Help. Our contractor’s lic. electrician is telling us that since we are doing a full upgrade of our electric in our bldg that we must install an electrical outlet on the facade of our bldg. This seems nuts for so many reasons we are wondering if it’s true. Our architect says she’s never heard of it. But she says it still could be true. We don’t want to do this because it will be ugly on a nice, historic brick bldg, it is a danger to have live electric outdoors in an unsupervised space, anybody could come by and tap in. Although we would gladly do it if we could also get a guaranteed parking spot and then we could buy an electric car and charge up and make Al Gore happy. But I digress. I just don’t want this outlet. Anybody know a way around it? Thanks.


Comments

  1. This really is in the code. There are five legal options:

    1/ Get an exemption because you are in a historic district.
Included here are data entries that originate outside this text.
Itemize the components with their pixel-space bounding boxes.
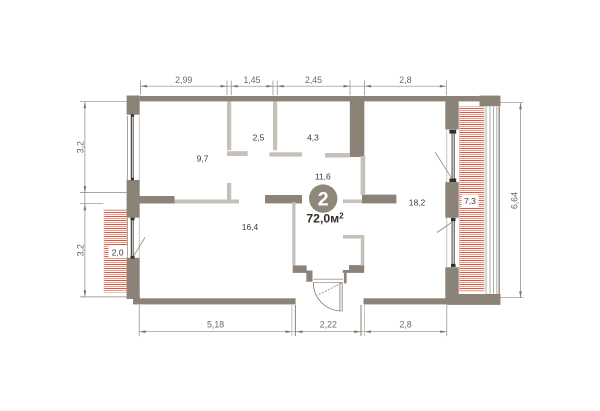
- svg-text:2,45: 2,45: [305, 75, 322, 85]
- svg-text:5,18: 5,18: [207, 320, 224, 330]
- svg-text:2,0: 2,0: [112, 248, 124, 258]
- svg-text:6,64: 6,64: [509, 192, 519, 209]
- svg-text:1,45: 1,45: [243, 75, 260, 85]
- svg-text:2,22: 2,22: [320, 320, 337, 330]
- svg-text:18,2: 18,2: [409, 198, 426, 208]
- svg-text:11,6: 11,6: [315, 171, 331, 181]
- svg-text:2,99: 2,99: [175, 75, 192, 85]
- svg-text:2: 2: [318, 188, 329, 210]
- svg-text:72,0м2: 72,0м2: [306, 211, 344, 225]
- svg-text:16,4: 16,4: [242, 222, 259, 232]
- svg-text:4,3: 4,3: [307, 133, 319, 143]
- svg-text:2,8: 2,8: [399, 320, 411, 330]
- svg-text:9,7: 9,7: [197, 154, 209, 164]
- svg-text:3,2: 3,2: [76, 244, 86, 256]
- svg-text:2,8: 2,8: [399, 75, 411, 85]
- svg-text:7,3: 7,3: [464, 196, 476, 206]
- svg-text:3,2: 3,2: [76, 141, 86, 153]
- svg-text:2,5: 2,5: [253, 133, 265, 143]
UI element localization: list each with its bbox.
    2/ Install it somewhere hidden from view. Under the stairs maybe?

    3/ Don’t do it and pay any fine, then sue the city to recover the fine and remove the DOB violation. Being in a historic district is key to this, and it would help if you first try to get an exemption based on this status.

    4/ Forget about the big electrical upgrade and do the upgrade piecemeal over a number of years.

    5/ Convince some city council members to change the code.

    As for stealing electricity, you can put the outlet on a switch, or it’s own circuit breaker. If you can do it, option #2 is probably the cheapest route. Option #1 is probably the most desirable, but will require some sweet talking and a lot of time on your part.

    I would love to have a back of the house outlet, but for my 30 inches of concrete front lawn a front outlet is beyond useless so I feel your annoyance.

  2. The covers that lock are ugly. And at least the water meters can be low. I’m guessing that code will make it a min. height from the ground for the outlet cover as well. Double ugly.

  3. Re: “black box for reading the meter”, these are NOT required in NYC Historic Districts, although you may have to fight Con Ed to avoid one. OTOH, a front outlet, if it could be unobstrusively placed, would be great IMO–I wish I had one. I had an outlet installed on my rear wall several years ago and it sure beats running an extension cord out the window.

  4. and what are people going to do, run extension cords to their house? iron their clothes in your front yard? charge their ipods? seriously, what are people going to do to “steal” your electricity?

    like the first person said, get a cover that locks.

  5. You can ask your electrician to install a switch inside that will control the outdoor outlet.
    BTW if you don’t like the idea of an ‘ugly’ box on the exterior wait until you see the black box for reading the meter. It will be install without your consultation exactly where you don’t want it. It was so ugly my dog ate it.